Thank You For Your Thoughts

a woman petting a dog on a towel

Wow.  I have to say I’m more than a bit overwhelmed.  I haven’t been paying attention to much the last 28 hours other than the family member we were forced to say goodbye to yesterday.

I’ve been trying my best to read and respond to all the comments people left, and I inadvertently clicked  on “Stats” instead of “Comments” this morning when I was going to approve a few comments that were awaiting moderation.

I’m literally blown away by the number of people who read my post from last night.  I’m equally blown away by the comments that people have left, the wonderful stories you shared, and the words of comfort.  I would hand my wife the phone each time a comment came in last night so she could read what folks were saying.  They all lead to a mixture of smiles and tears.

I know that people appreciate the advice I share.  I get e-mails, Tweets, phone calls, Facebook messages asking questions and thanking me for the time.  It’s absolutely the best part of writing this blog.  But, I didn’t expect the kind of support we’ve received over the last 12 hours (and boy, do we need it!).  It’s incredibly comforting when friends share stories of losses they’ve suffered.  But, I’m literally blown away by those of you that I’ve never had the opportunity to meet sharing such intimate stories, ones that I’m sure are equal parts happiness and pain to share.

I’ve written this blog for almost 8 years now.  I took a year away from writing back in 2010 when I lost my Aunt Toni to cancer.  A year later, I still had the desire to write, something I’ve always loved to do.  I picked up the virtual pen and began blogging again.  I remember the first day I had more than 100 views of a post.  I celebrated like I had won the lottery.  It was just so cool that people found what I wrote interesting.  I really never thought about that part of writing.  I just wrote.

My mind still hasn’t fully reengaged in the world of miles and points.  Sure, there’s big news about the Starwood merger non-merger with Marriott.  But, my heart’s not in it just yet.  I’m sure that will come, whether it’s an hour, a day or a week from now.  I hope you’ll stay tuned while our family does a bit more healing.  Kids are resilient and I can already see the occasional smiles and laughter washing away some sadness from my daughter in between the tears.

I’ll be back with all of you soon, I promise.  And, if I missed saying thank you to your individual story, please know that we’ve read them all and are touched beyond words.  And, damn you all for making me cry again!  🙂

I was hunting for pictures of our dog this morning and stumbled across a post I wrote 7 years ago.  Here’s some more of Serena from when she was a much younger pup.

Thank You For Your Thoughts

Thank You For Your Thoughts

3 Comments

  1. I am so sorry. I am actually facing this decision as we speak and just waiting on a call from the vet so we can make the final call. I didn’t see your post yesterday, but I think by seeing this today, it’s maybe a sign that we too need to make a selfless decision no matter how badly it hurts. I wish you peace.

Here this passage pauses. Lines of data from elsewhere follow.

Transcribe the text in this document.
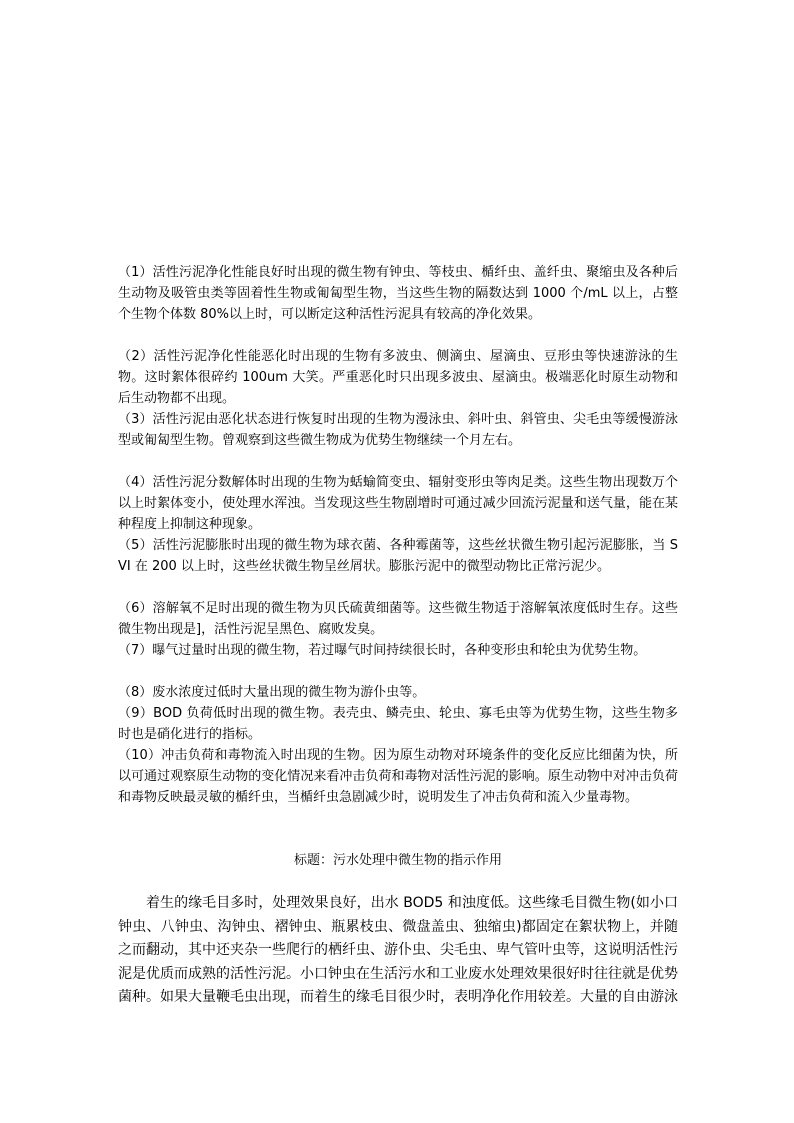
（1）活性污泥净化性能良好时出现的微生物有钟虫、等枝虫、楯纤虫、盖纤虫、聚缩虫及各种后生动物及吸管虫类等固着性生物或匍匐型生物，当这些生物的隔数达到 1000 个/mL 以上，占整个生物个体数 80%以上时，可以断定这种活性污泥具有较高的净化效果。

（2）活性污泥净化性能恶化时出现的生物有多波虫、侧滴虫、屋滴虫、豆形虫等快速游泳的生物。这时絮体很碎约 100um 大笑。严重恶化时只出现多波虫、屋滴虫。极端恶化时原生动物和后生动物都不出现。

（3）活性污泥由恶化状态进行恢复时出现的生物为漫泳虫、斜叶虫、斜管虫、尖毛虫等缓慢游泳型或匍匐型生物。曾观察到这些微生物成为优势生物继续一个月左右。

（4）活性污泥分数解体时出现的生物为蛞蝓简变虫、辐射变形虫等肉足类。这些生物出现数万个以上时絮体变小，使处理水浑浊。当发现这些生物剧增时可通过减少回流污泥量和送气量，能在某种程度上抑制这种现象。

（5）活性污泥膨胀时出现的微生物为球衣菌、各种霉菌等，这些丝状微生物引起污泥膨胀，当 SVI 在 200 以上时，这些丝状微生物呈丝屑状。膨胀污泥中的微型动物比正常污泥少。

（6）溶解氧不足时出现的微生物为贝氏硫黄细菌等。这些微生物适于溶解氧浓度低时生存。这些微生物出现是]，活性污泥呈黑色、腐败发臭。

（7）曝气过量时出现的微生物，若过曝气时间持续很长时，各种变形虫和轮虫为优势生物。

（8）废水浓度过低时大量出现的微生物为游仆虫等。

（9）BOD 负荷低时出现的微生物。表壳虫、鳞壳虫、轮虫、寡毛虫等为优势生物，这些生物多时也是硝化进行的指标。

（10）冲击负荷和毒物流入时出现的生物。因为原生动物对环境条件的变化反应比细菌为快，所以可通过观察原生动物的变化情况来看冲击负荷和毒物对活性污泥的影响。原生动物中对冲击负荷和毒物反映最灵敏的楯纤虫，当楯纤虫急剧减少时，说明发生了冲击负荷和流入少量毒物。

标题：污水处理中微生物的指示作用

着生的缘毛目多时，处理效果良好，出水 BOD5 和浊度低。这些缘毛目微生物(如小口钟虫、八钟虫、沟钟虫、褶钟虫、瓶累枝虫、微盘盖虫、独缩虫)都固定在絮状物上，并随之而翻动，其中还夹杂一些爬行的栖纤虫、游仆虫、尖毛虫、卑气管叶虫等，这说明活性污泥是优质而成熟的活性污泥。小口钟虫在生活污水和工业废水处理效果很好时往往就是优势菌种。如果大量鞭毛虫出现，而着生的缘毛目很少时，表明净化作用较差。大量的自由游泳
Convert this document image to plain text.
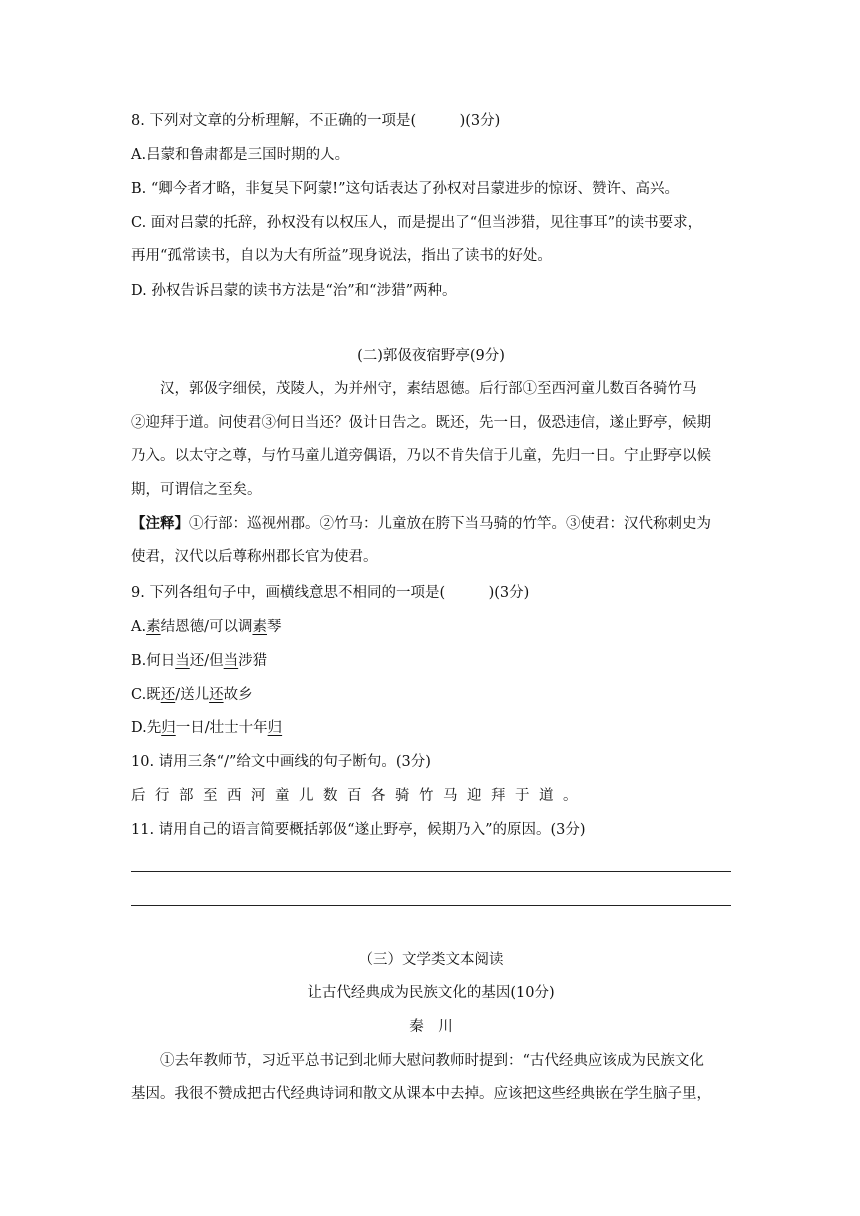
8. 下列对文章的分析理解，不正确的一项是(　　　)(3分)
A.吕蒙和鲁肃都是三国时期的人。
B. “卿今者才略，非复吴下阿蒙!”这句话表达了孙权对吕蒙进步的惊讶、赞许、高兴。
C. 面对吕蒙的托辞，孙权没有以权压人，而是提出了“但当涉猎，见往事耳”的读书要求，
再用“孤常读书，自以为大有所益”现身说法，指出了读书的好处。
D. 孙权告诉吕蒙的读书方法是“治”和“涉猎”两种。
(二)郭伋夜宿野亭(9分)
汉，郭伋字细侯，茂陵人，为并州守，素结恩德。后行部①至西河童儿数百各骑竹马
②迎拜于道。问使君③何日当还？伋计日告之。既还，先一日，伋恐违信，遂止野亭，候期
乃入。以太守之尊，与竹马童儿道旁偶语，乃以不肯失信于儿童，先归一日。宁止野亭以候
期，可谓信之至矣。
【注释】①行部：巡视州郡。②竹马：儿童放在胯下当马骑的竹竿。③使君：汉代称刺史为
使君，汉代以后尊称州郡长官为使君。
9. 下列各组句子中，画横线意思不相同的一项是(　　　)(3分)
A.素结恩德/可以调素琴
B.何日当还/但当涉猎
C.既还/送儿还故乡
D.先归一日/壮士十年归
10. 请用三条“/”给文中画线的句子断句。(3分)
后行部至西河童儿数百各骑竹马迎拜于道。
11. 请用自己的语言简要概括郭伋“遂止野亭，候期乃入”的原因。(3分)
（三）文学类文本阅读
让古代经典成为民族文化的基因(10分)
秦　川
①去年教师节，习近平总书记到北师大慰问教师时提到：“古代经典应该成为民族文化
基因。我很不赞成把古代经典诗词和散文从课本中去掉。应该把这些经典嵌在学生脑子里，
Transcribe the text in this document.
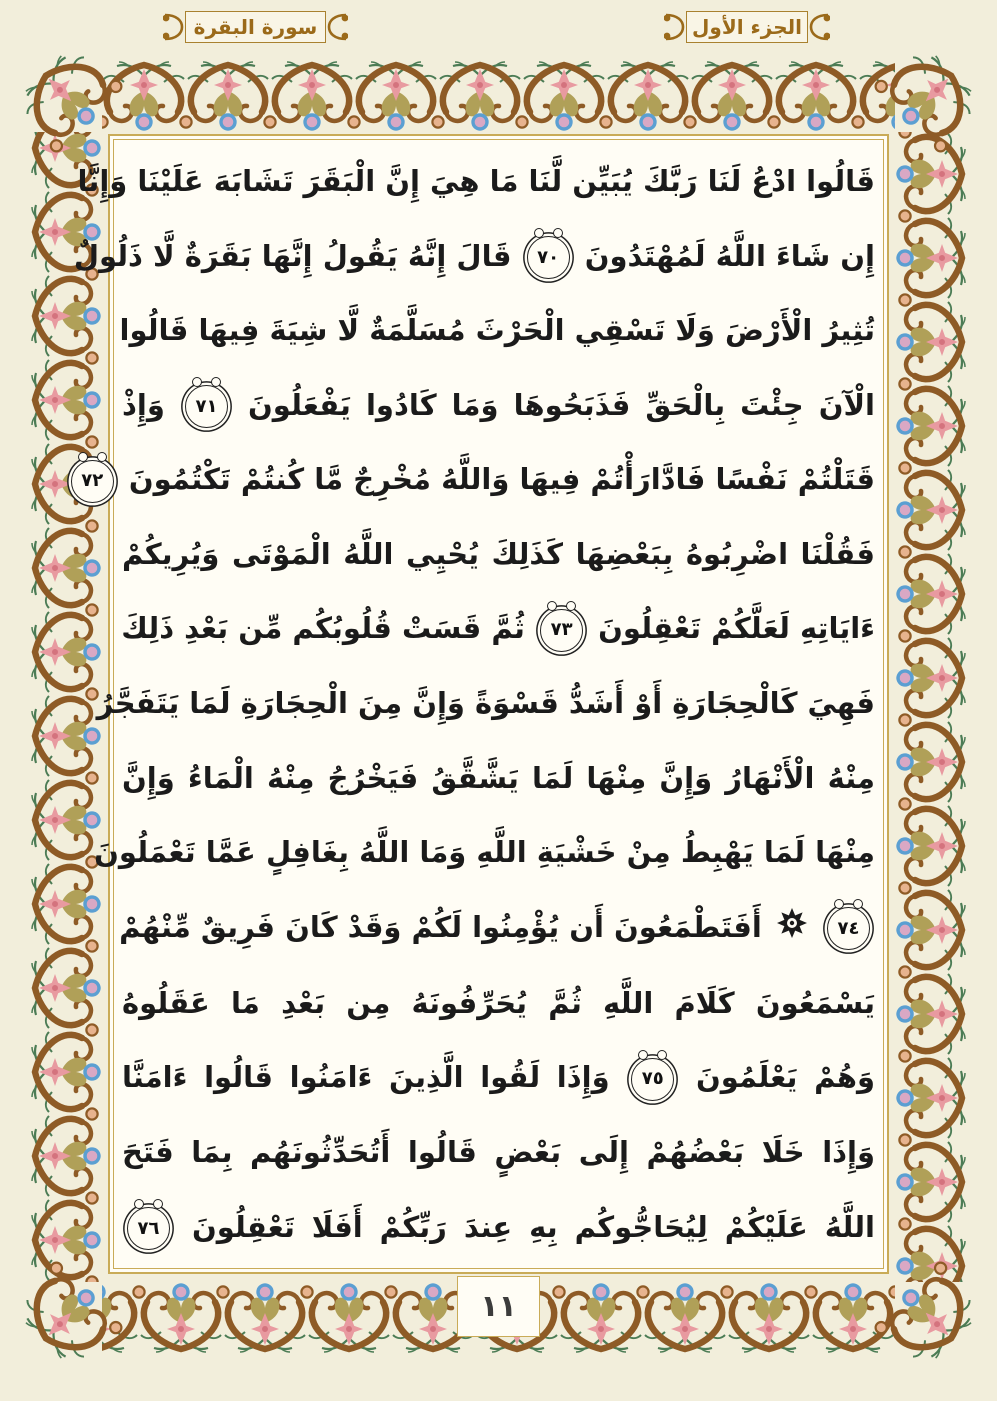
سورة البقرة	الجزء الأول
قَالُوا ادْعُ لَنَا رَبَّكَ يُبَيِّن لَّنَا مَا هِيَ إِنَّ الْبَقَرَ تَشَابَهَ عَلَيْنَا وَإِنَّا
إِن شَاءَ اللَّهُ لَمُهْتَدُونَ ٧٠ قَالَ إِنَّهُ يَقُولُ إِنَّهَا بَقَرَةٌ لَّا ذَلُولٌ
تُثِيرُ الْأَرْضَ وَلَا تَسْقِي الْحَرْثَ مُسَلَّمَةٌ لَّا شِيَةَ فِيهَا قَالُوا
الْآنَ جِئْتَ بِالْحَقِّ فَذَبَحُوهَا وَمَا كَادُوا يَفْعَلُونَ ٧١ وَإِذْ
قَتَلْتُمْ نَفْسًا فَادَّارَأْتُمْ فِيهَا وَاللَّهُ مُخْرِجٌ مَّا كُنتُمْ تَكْتُمُونَ ٧٢
فَقُلْنَا اضْرِبُوهُ بِبَعْضِهَا كَذَلِكَ يُحْيِي اللَّهُ الْمَوْتَى وَيُرِيكُمْ
ءَايَاتِهِ لَعَلَّكُمْ تَعْقِلُونَ ٧٣ ثُمَّ قَسَتْ قُلُوبُكُم مِّن بَعْدِ ذَلِكَ
فَهِيَ كَالْحِجَارَةِ أَوْ أَشَدُّ قَسْوَةً وَإِنَّ مِنَ الْحِجَارَةِ لَمَا يَتَفَجَّرُ
مِنْهُ الْأَنْهَارُ وَإِنَّ مِنْهَا لَمَا يَشَّقَّقُ فَيَخْرُجُ مِنْهُ الْمَاءُ وَإِنَّ
مِنْهَا لَمَا يَهْبِطُ مِنْ خَشْيَةِ اللَّهِ وَمَا اللَّهُ بِغَافِلٍ عَمَّا تَعْمَلُونَ
٧٤  أَفَتَطْمَعُونَ أَن يُؤْمِنُوا لَكُمْ وَقَدْ كَانَ فَرِيقٌ مِّنْهُمْ
يَسْمَعُونَ كَلَامَ اللَّهِ ثُمَّ يُحَرِّفُونَهُ مِن بَعْدِ مَا عَقَلُوهُ
وَهُمْ يَعْلَمُونَ ٧٥ وَإِذَا لَقُوا الَّذِينَ ءَامَنُوا قَالُوا ءَامَنَّا
وَإِذَا خَلَا بَعْضُهُمْ إِلَى بَعْضٍ قَالُوا أَتُحَدِّثُونَهُم بِمَا فَتَحَ
اللَّهُ عَلَيْكُمْ لِيُحَاجُّوكُم بِهِ عِندَ رَبِّكُمْ أَفَلَا تَعْقِلُونَ ٧٦
١١
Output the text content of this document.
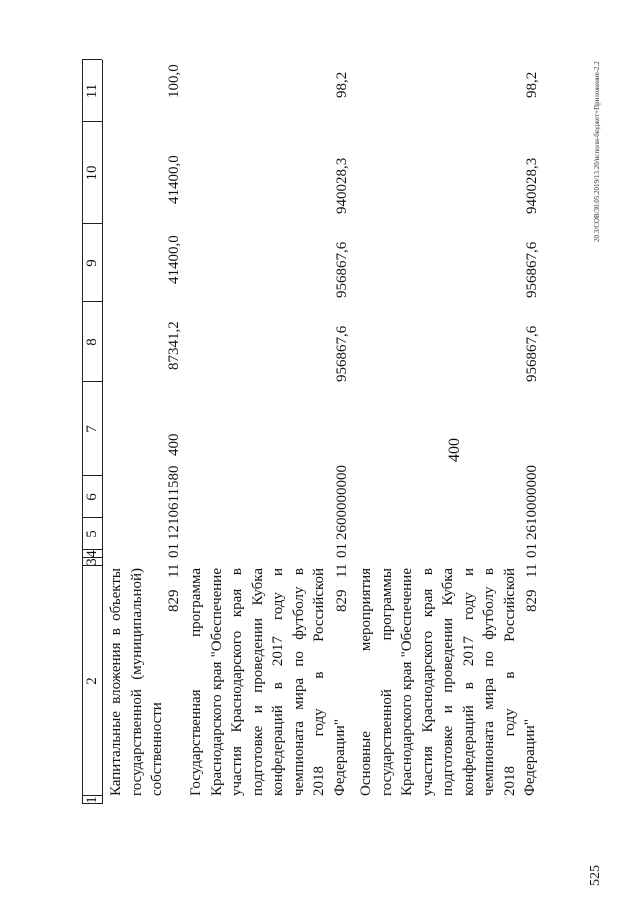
400
1
2
3
4
5
6
7
8
9
10
11
Капитальные вложения в объекты государственной (муниципальной) собственности
829
11
01
1210611580
400
87341,2
41400,0
41400,0
100,0
Государственная программа Краснодарского края "Обеспечение участия Краснодарского края в подготовке и проведении Кубка конфедераций в 2017 году и чемпионата мира по футболу в 2018 году в Российской Федерации"
829
11
01
2600000000
956867,6
956867,6
940028,3
98,2
Основные мероприятия государственной программы Краснодарского края "Обеспечение участия Краснодарского края в подготовке и проведении Кубка конфедераций в 2017 году и чемпионата мира по футболу в 2018 году в Российской Федерации"
829
11
01
2610000000
956867,6
956867,6
940028,3
98,2	20.3/СОВ/30.05.2019/13.20/исполн-бюджет+Приложение-2.2
525
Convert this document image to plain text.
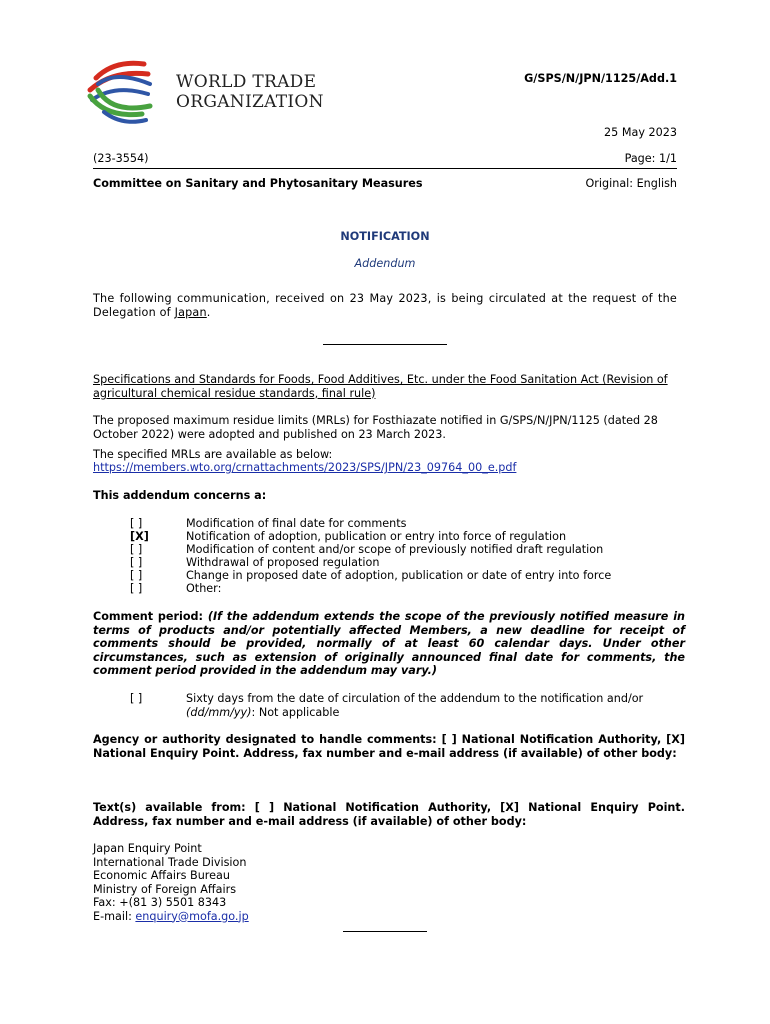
WORLD TRADE
ORGANIZATION
G/SPS/N/JPN/1125/Add.1
25 May 2023
(23-3554)	Page: 1/1
Committee on Sanitary and Phytosanitary Measures	Original: English
NOTIFICATION
Addendum
The following communication, received on 23 May 2023, is being circulated at the request of the Delegation of Japan.
Specifications and Standards for Foods, Food Additives, Etc. under the Food Sanitation Act (Revision of agricultural chemical residue standards, final rule)
The proposed maximum residue limits (MRLs) for Fosthiazate notified in G/SPS/N/JPN/1125 (dated 28 October 2022) were adopted and published on 23 March 2023.
The specified MRLs are available as below:
https://members.wto.org/crnattachments/2023/SPS/JPN/23_09764_00_e.pdf
This addendum concerns a:
[ ]	Modification of final date for comments
[X]	Notification of adoption, publication or entry into force of regulation
[ ]	Modification of content and/or scope of previously notified draft regulation
[ ]	Withdrawal of proposed regulation
[ ]	Change in proposed date of adoption, publication or date of entry into force
[ ]	Other:
Comment period: (If the addendum extends the scope of the previously notified measure in terms of products and/or potentially affected Members, a new deadline for receipt of comments should be provided, normally of at least 60 calendar days. Under other circumstances, such as extension of originally announced final date for comments, the comment period provided in the addendum may vary.)
[ ]	Sixty days from the date of circulation of the addendum to the notification and/or
(dd/mm/yy): Not applicable
Agency or authority designated to handle comments: [ ] National Notification Authority, [X] National Enquiry Point. Address, fax number and e-mail address (if available) of other body:
Text(s) available from: [ ] National Notification Authority, [X] National Enquiry Point. Address, fax number and e-mail address (if available) of other body:
Japan Enquiry Point
International Trade Division
Economic Affairs Bureau
Ministry of Foreign Affairs
Fax: +(81 3) 5501 8343
E-mail: enquiry@mofa.go.jp
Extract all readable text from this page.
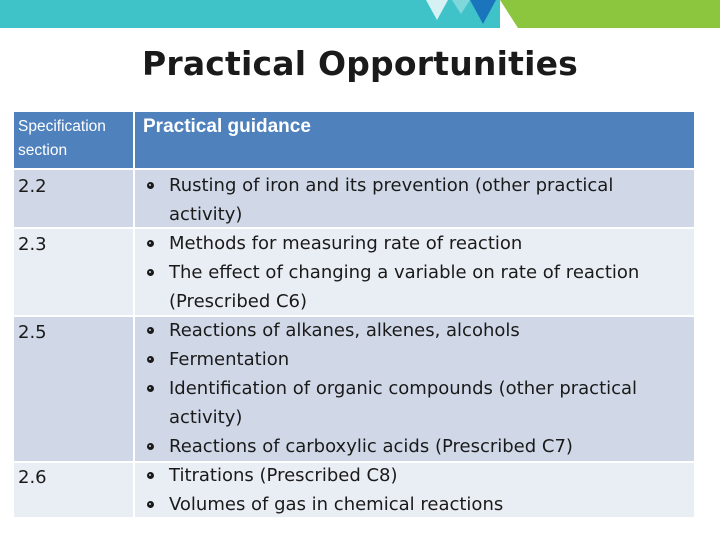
Practical Opportunities
Specification section
Practical guidance
2.2
2.3
2.5
2.6
Rusting of iron and its prevention (other practical activity)
Methods for measuring rate of reaction
The effect of changing a variable on rate of reaction (Prescribed C6)
Reactions of alkanes, alkenes, alcohols
Fermentation
Identification of organic compounds (other practical activity)
Reactions of carboxylic acids (Prescribed C7)
Titrations (Prescribed C8)
Volumes of gas in chemical reactions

    1. Gosh, Jessica. I’m so sorry to hear you’re waiting for that call. I can assure you that it will hurt and it’s certainly not an easy decision to make. Even given the freshness of our decision, I can’t pretend to understand yours. I wish you luck and only the best for your pet.

  2. I was going to leave a comment yesterday, and then I figured you don’t even know me. But what you wrote impacted me so much that I kept thinking about it last night, and I felt I had to say something. I had always been a dog person. Then a stray kitten “adopted” me. I tried to make her leave, but she kept returning–to the point when I arrived home from work she was waiting near my parking spot–several days in a row. So, I invited her in, gave her a name, and she became mine. She had two litters before I had the sense to have her spayed; we kept a son and found good homes for all the others. Eventually, as we were living abroad, my husband and I brought Cindy and her son, Sean, back to the US with us; whoever says cats can’t be as friendly as dogs never knew ours. They were with us for well more than a decade. We had to make the same hideous decision you did with Cindy after she was diagnosed with inoperable cancer. We ended up crying for days. All I can add is that your pain will subside, but you will never, ever forget your wonderful Serena–and all the joy she brought to you and your family.